Leading items

Python's GitHub migration and workflow changes

By Jake Edge
June 8, 2016

Brett Cannon gave an update on the migration of Python's repositories to GitHub and the associated workflow changes at the 2016 Python Language Summit. The goal is modernize the development process; right now that process is "old school", which is "good or bad depending on who you ask". After looking at the options, GitHub seemed to be the best choice for housing the repositories; PEP 512 lays out the options and rationale for those interested. LWN looked at some of the discussion surrounding the move back in December 2014.

The starting point is to move some simple repositories first: devinabox (a tool to get CPython developers everything they need easily), benchmarks (which may be getting a fresh start, so it might not need to migrate), PEPs (there is already an unofficial GitHub repository), and the Developer's Guide (which just needs changes so it can be built from a Git clone).

The main reasons to start with simpler repositories is to ease the transition. People who are already familiar with Git and GitHub will find it easier to contribute, while the maintainers of those projects will get push-button merging of pull requests. It will move the bugs out of the main bugs.python.org tracker into project-specific bug trackers, as well. There will also be a "CLA bot" to track whether contributors have signed the Python Contributor Agreement by matching GitHub usernames to signers of that document.

So far, the CLA bot is running and the devinabox repository has been moved. The PEPs repository is next. Cannon had hoped that the unofficial repository was up to date, but that turned out not be true. So there will need to be a migration, but "it shouldn't be too big of a deal".

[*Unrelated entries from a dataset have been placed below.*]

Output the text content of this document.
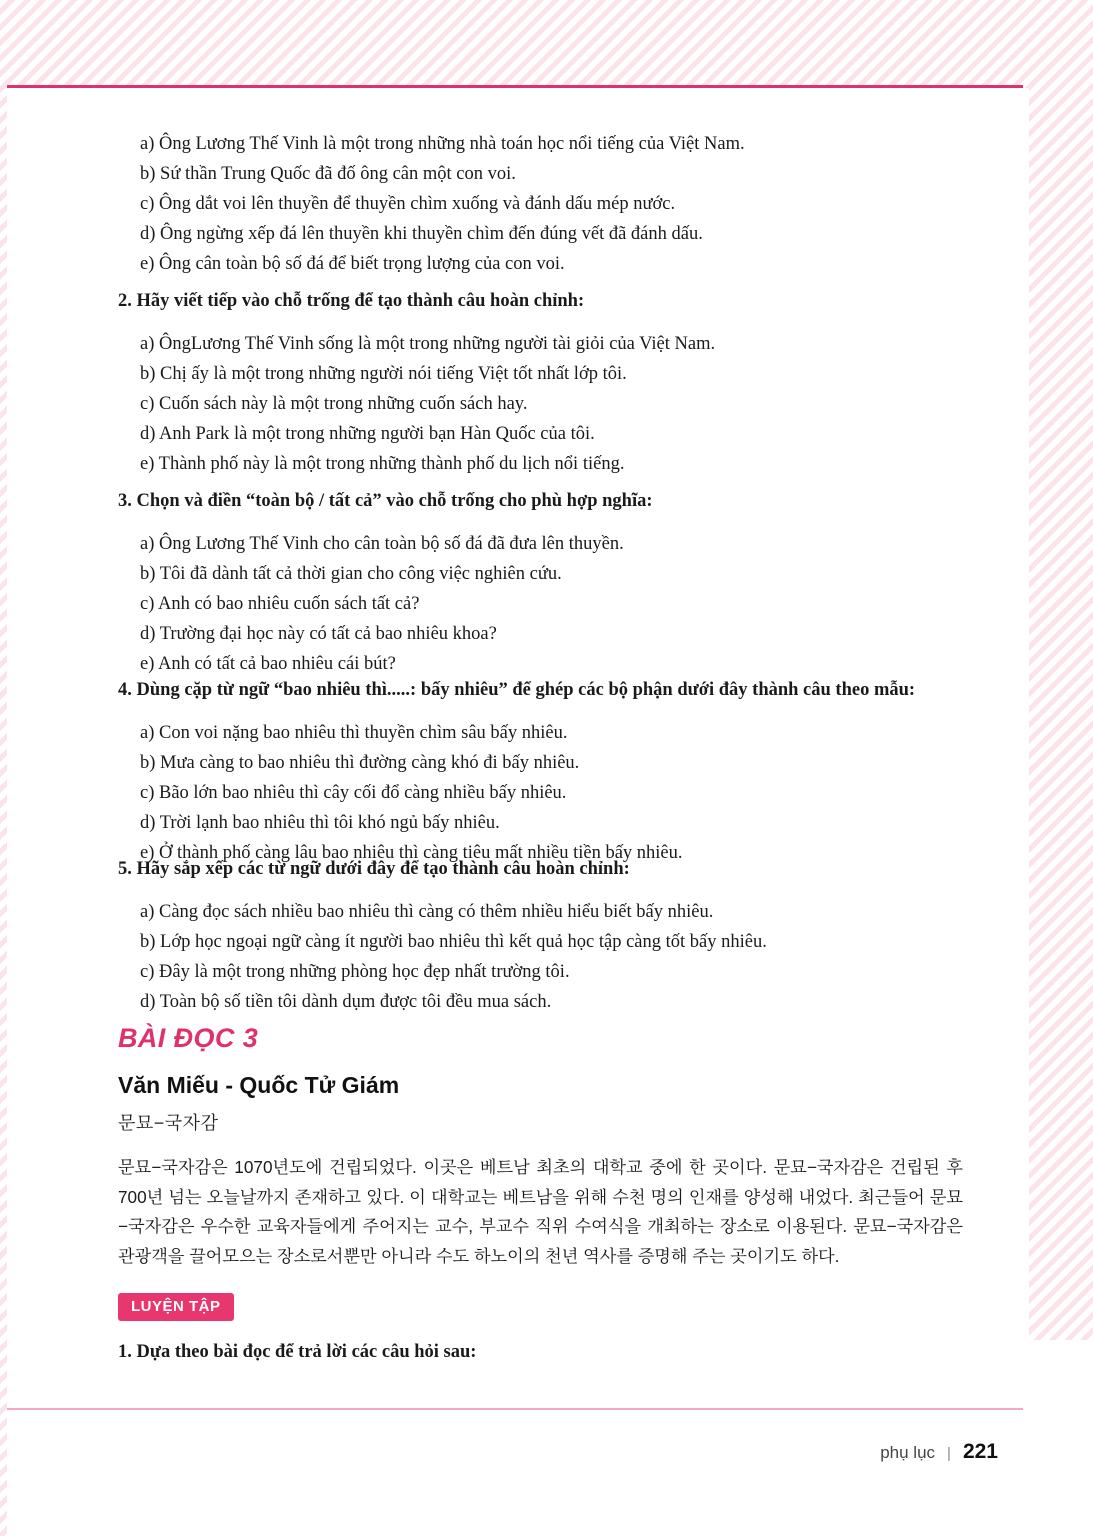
a) Ông Lương Thế Vinh là một trong những nhà toán học nổi tiếng của Việt Nam.
b) Sứ thần Trung Quốc đã đố ông cân một con voi.
c) Ông dắt voi lên thuyền để thuyền chìm xuống và đánh dấu mép nước.
d) Ông ngừng xếp đá lên thuyền khi thuyền chìm đến đúng vết đã đánh dấu.
e) Ông cân toàn bộ số đá để biết trọng lượng của con voi.
2. Hãy viết tiếp vào chỗ trống để tạo thành câu hoàn chỉnh:
a) ÔngLương Thế Vinh sống là một trong những người tài giỏi của Việt Nam.
b) Chị ấy là một trong những người nói tiếng Việt tốt nhất lớp tôi.
c) Cuốn sách này là một trong những cuốn sách hay.
d) Anh Park là một trong những người bạn Hàn Quốc của tôi.
e) Thành phố này là một trong những thành phố du lịch nổi tiếng.
3. Chọn và điền “toàn bộ / tất cả” vào chỗ trống cho phù hợp nghĩa:
a) Ông Lương Thế Vinh cho cân toàn bộ số đá đã đưa lên thuyền.
b) Tôi đã dành tất cả thời gian cho công việc nghiên cứu.
c) Anh có bao nhiêu cuốn sách tất cả?
d) Trường đại học này có tất cả bao nhiêu khoa?
e) Anh có tất cả bao nhiêu cái bút?
4. Dùng cặp từ ngữ “bao nhiêu thì.....: bấy nhiêu” để ghép các bộ phận dưới đây thành câu theo mẫu:
a) Con voi nặng bao nhiêu thì thuyền chìm sâu bấy nhiêu.
b) Mưa càng to bao nhiêu thì đường càng khó đi bấy nhiêu.
c) Bão lớn bao nhiêu thì cây cối đổ càng nhiều bấy nhiêu.
d) Trời lạnh bao nhiêu thì tôi khó ngủ bấy nhiêu.
e) Ở thành phố càng lâu bao nhiêu thì càng tiêu mất nhiều tiền bấy nhiêu.
5. Hãy sắp xếp các từ ngữ dưới đây để tạo thành câu hoàn chỉnh:
a) Càng đọc sách nhiều bao nhiêu thì càng có thêm nhiều hiểu biết bấy nhiêu.
b) Lớp học ngoại ngữ càng ít người bao nhiêu thì kết quả học tập càng tốt bấy nhiêu.
c) Đây là một trong những phòng học đẹp nhất trường tôi.
d) Toàn bộ số tiền tôi dành dụm được tôi đều mua sách.
BÀI ĐỌC 3
Văn Miếu - Quốc Tử Giám
문묘−국자감
문묘−국자감은 1070년도에 건립되었다. 이곳은 베트남 최초의 대학교 중에 한 곳이다. 문묘−국자감은 건립된 후 700년 넘는 오늘날까지 존재하고 있다. 이 대학교는 베트남을 위해 수천 명의 인재를 양성해 내었다. 최근들어 문묘−국자감은 우수한 교육자들에게 주어지는 교수, 부교수 직위 수여식을 개최하는 장소로 이용된다. 문묘−국자감은 관광객을 끌어모으는 장소로서뿐만 아니라 수도 하노이의 천년 역사를 증명해 주는 곳이기도 하다.
LUYỆN TẬP
1. Dựa theo bài đọc để trả lời các câu hỏi sau:
phụ lục | 221
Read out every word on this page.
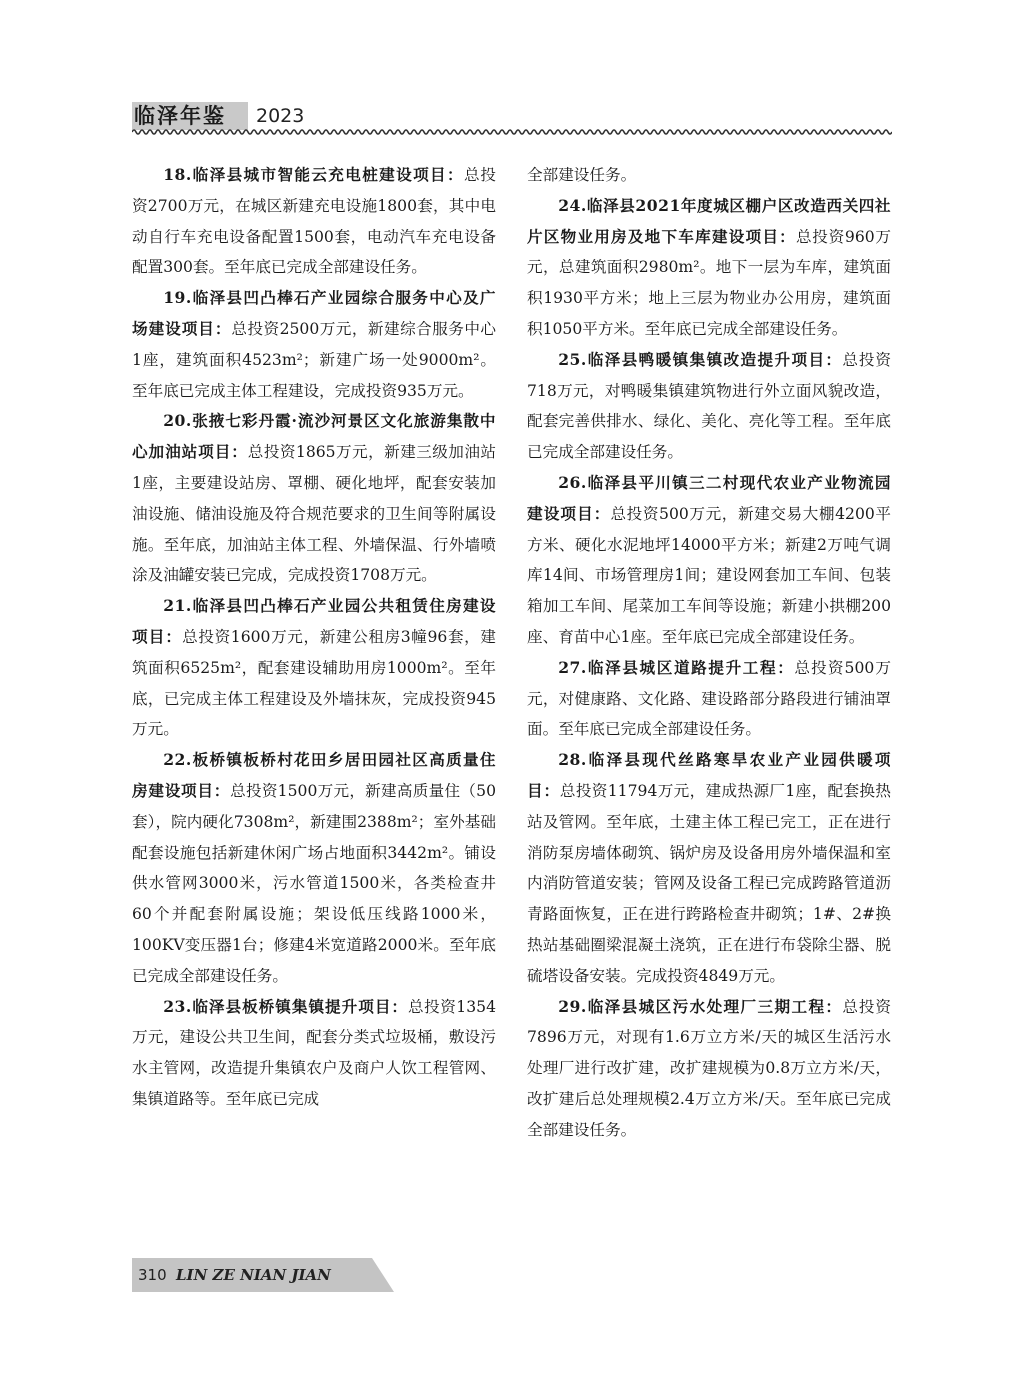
临泽年鉴 2023

18.临泽县城市智能云充电桩建设项目：总投资2700万元，在城区新建充电设施1800套，其中电动自行车充电设备配置1500套，电动汽车充电设备配置300套。至年底已完成全部建设任务。

19.临泽县凹凸棒石产业园综合服务中心及广场建设项目：总投资2500万元，新建综合服务中心1座，建筑面积4523m²；新建广场一处9000m²。至年底已完成主体工程建设，完成投资935万元。

20.张掖七彩丹霞·流沙河景区文化旅游集散中心加油站项目：总投资1865万元，新建三级加油站1座，主要建设站房、罩棚、硬化地坪，配套安装加油设施、储油设施及符合规范要求的卫生间等附属设施。至年底，加油站主体工程、外墙保温、行外墙喷涂及油罐安装已完成，完成投资1708万元。

21.临泽县凹凸棒石产业园公共租赁住房建设项目：总投资1600万元，新建公租房3幢96套，建筑面积6525m²，配套建设辅助用房1000m²。至年底，已完成主体工程建设及外墙抹灰，完成投资945万元。

22.板桥镇板桥村花田乡居田园社区高质量住房建设项目：总投资1500万元，新建高质量住（50套），院内硬化7308m²，新建围2388m²；室外基础配套设施包括新建休闲广场占地面积3442m²。铺设供水管网3000米，污水管道1500米，各类检查井60个并配套附属设施；架设低压线路1000米，100KV变压器1台；修建4米宽道路2000米。至年底已完成全部建设任务。

23.临泽县板桥镇集镇提升项目：总投资1354万元，建设公共卫生间，配套分类式垃圾桶，敷设污水主管网，改造提升集镇农户及商户人饮工程管网、集镇道路等。至年底已完成

全部建设任务。

24.临泽县2021年度城区棚户区改造西关四社片区物业用房及地下车库建设项目：总投资960万元，总建筑面积2980m²。地下一层为车库，建筑面积1930平方米；地上三层为物业办公用房，建筑面积1050平方米。至年底已完成全部建设任务。

25.临泽县鸭暖镇集镇改造提升项目：总投资718万元，对鸭暖集镇建筑物进行外立面风貌改造，配套完善供排水、绿化、美化、亮化等工程。至年底已完成全部建设任务。

26.临泽县平川镇三二村现代农业产业物流园建设项目：总投资500万元，新建交易大棚4200平方米、硬化水泥地坪14000平方米；新建2万吨气调库14间、市场管理房1间；建设网套加工车间、包装箱加工车间、尾菜加工车间等设施；新建小拱棚200座、育苗中心1座。至年底已完成全部建设任务。

27.临泽县城区道路提升工程：总投资500万元，对健康路、文化路、建设路部分路段进行铺油罩面。至年底已完成全部建设任务。

28.临泽县现代丝路寒旱农业产业园供暖项目：总投资11794万元，建成热源厂1座，配套换热站及管网。至年底，土建主体工程已完工，正在进行消防泵房墙体砌筑、锅炉房及设备用房外墙保温和室内消防管道安装；管网及设备工程已完成跨路管道沥青路面恢复，正在进行跨路检查井砌筑；1#、2#换热站基础圈梁混凝土浇筑，正在进行布袋除尘器、脱硫塔设备安装。完成投资4849万元。

29.临泽县城区污水处理厂三期工程：总投资7896万元，对现有1.6万立方米/天的城区生活污水处理厂进行改扩建，改扩建规模为0.8万立方米/天，改扩建后总处理规模2.4万立方米/天。至年底已完成全部建设任务。

310 LIN ZE NIAN JIAN
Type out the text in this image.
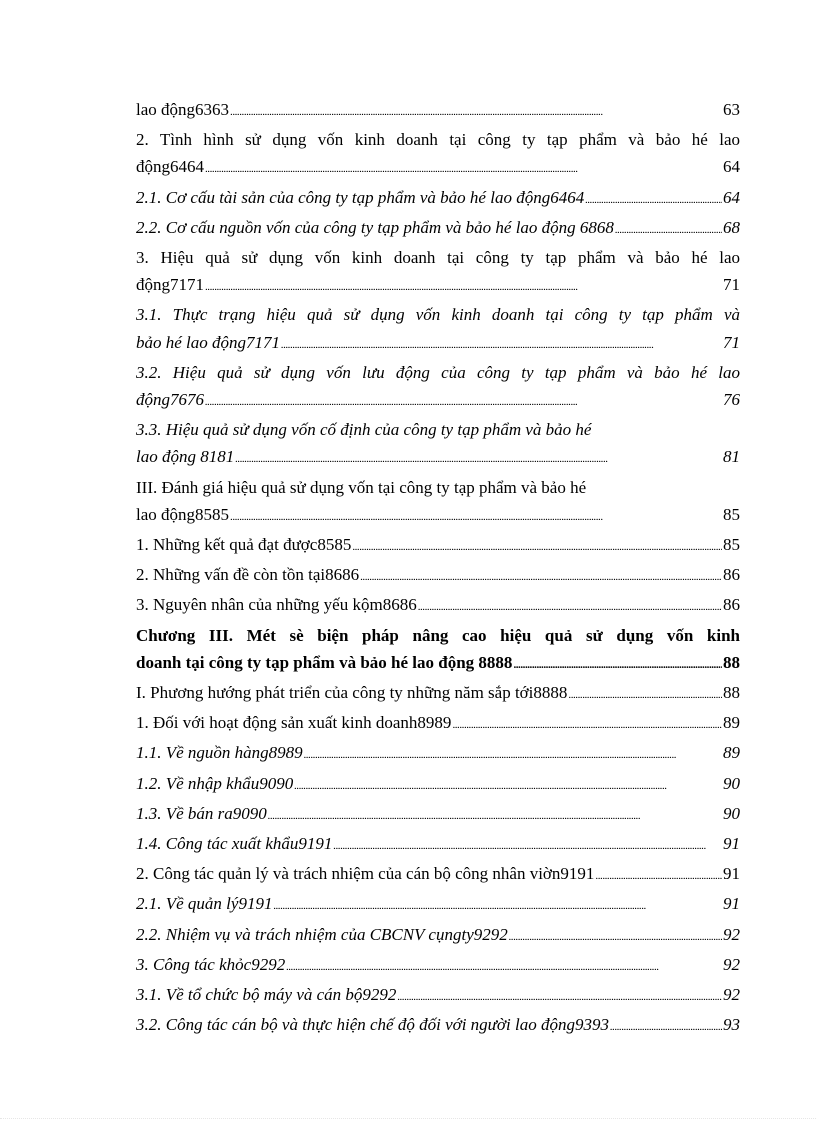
lao động6363 . . .	63
2. Tình hình sử dụng vốn kinh doanh tại công ty tạp phẩm và bảo hé lao
động6464 . . .	64
2.1. Cơ cấu tài sản của công ty tạp phẩm và bảo hé lao động6464 . . .	64
2.2. Cơ cấu nguồn vốn của công ty tạp phẩm và bảo hé lao động 6868 . . .	68
3. Hiệu quả sử dụng vốn kinh doanh tại công ty tạp phẩm và bảo hé lao
động7171 . . .	71
3.1. Thực trạng hiệu quả sử dụng vốn kinh doanh tại công ty tạp phẩm và
bảo hé lao động7171 . . .	71
3.2. Hiệu quả sử dụng vốn lưu động của công ty tạp phẩm và bảo hé lao
động7676 . . .	76
3.3. Hiệu quả sử dụng vốn cố định của công ty tạp phẩm và bảo hé
lao động 8181 . . .	81
III. Đánh giá hiệu quả sử dụng vốn tại công ty tạp phẩm và bảo hé
lao động8585 . . .	85
1. Những kết quả đạt được8585 . . .	85
2. Những vấn đề còn tồn tại8686 . . .	86
3. Nguyên nhân của những yếu kộm8686 . . .	86
Chương III. Mét sè biện pháp nâng cao hiệu quả sử dụng vốn kinh
doanh tại công ty tạp phẩm và bảo hé lao động 8888 . . .	88
I. Phương hướng phát triển của công ty những năm sắp tới8888 . . .	88
1. Đối với hoạt động sản xuất kinh doanh8989 . . .	89
1.1. Về nguồn hàng8989 . . .	89
1.2. Về nhập khẩu9090 . . .	90
1.3. Về bán ra9090 . . .	90
1.4. Công tác xuất khẩu9191 . . .	91
2. Công tác quản lý và trách nhiệm của cán bộ công nhân viờn9191 . . .	91
2.1. Về quản lý9191 . . .	91
2.2. Nhiệm vụ và trách nhiệm của CBCNV cụngty9292 . . .	92
3. Công tác khỏc9292 . . .	92
3.1. Về tổ chức bộ máy và cán bộ9292 . . .	92
3.2. Công tác cán bộ và thực hiện chế độ đối với người lao động9393 . . .	93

But then there is the "363kg repo", which is the one for CPython. He wants to try to determine what must be in place before that repository can be migrated. The goal is to be able to handle contributions more quickly, with the hope that leads to more core developers—and "rainbows everywhere". The longer it takes to make the switch, while staying with the current workflow, the harder it will be, he said.

The question is: "what do you have to have before moving CPython to GitHub?" He has identified some definite requirements, including decisions that need to be made on the mechanics of using Git and GitHub. Whether pull requests should be merged using squash commits and how to handle merging across branches are two of those decisions. The sys._mercurial attribute (which provides information on the Mercurial commit ID that the CPython interpreter was built from) will need to be replaced. The Developer's Guide will need to be updated, but it will be on GitHub at that point, so a branch can be started to make those changes.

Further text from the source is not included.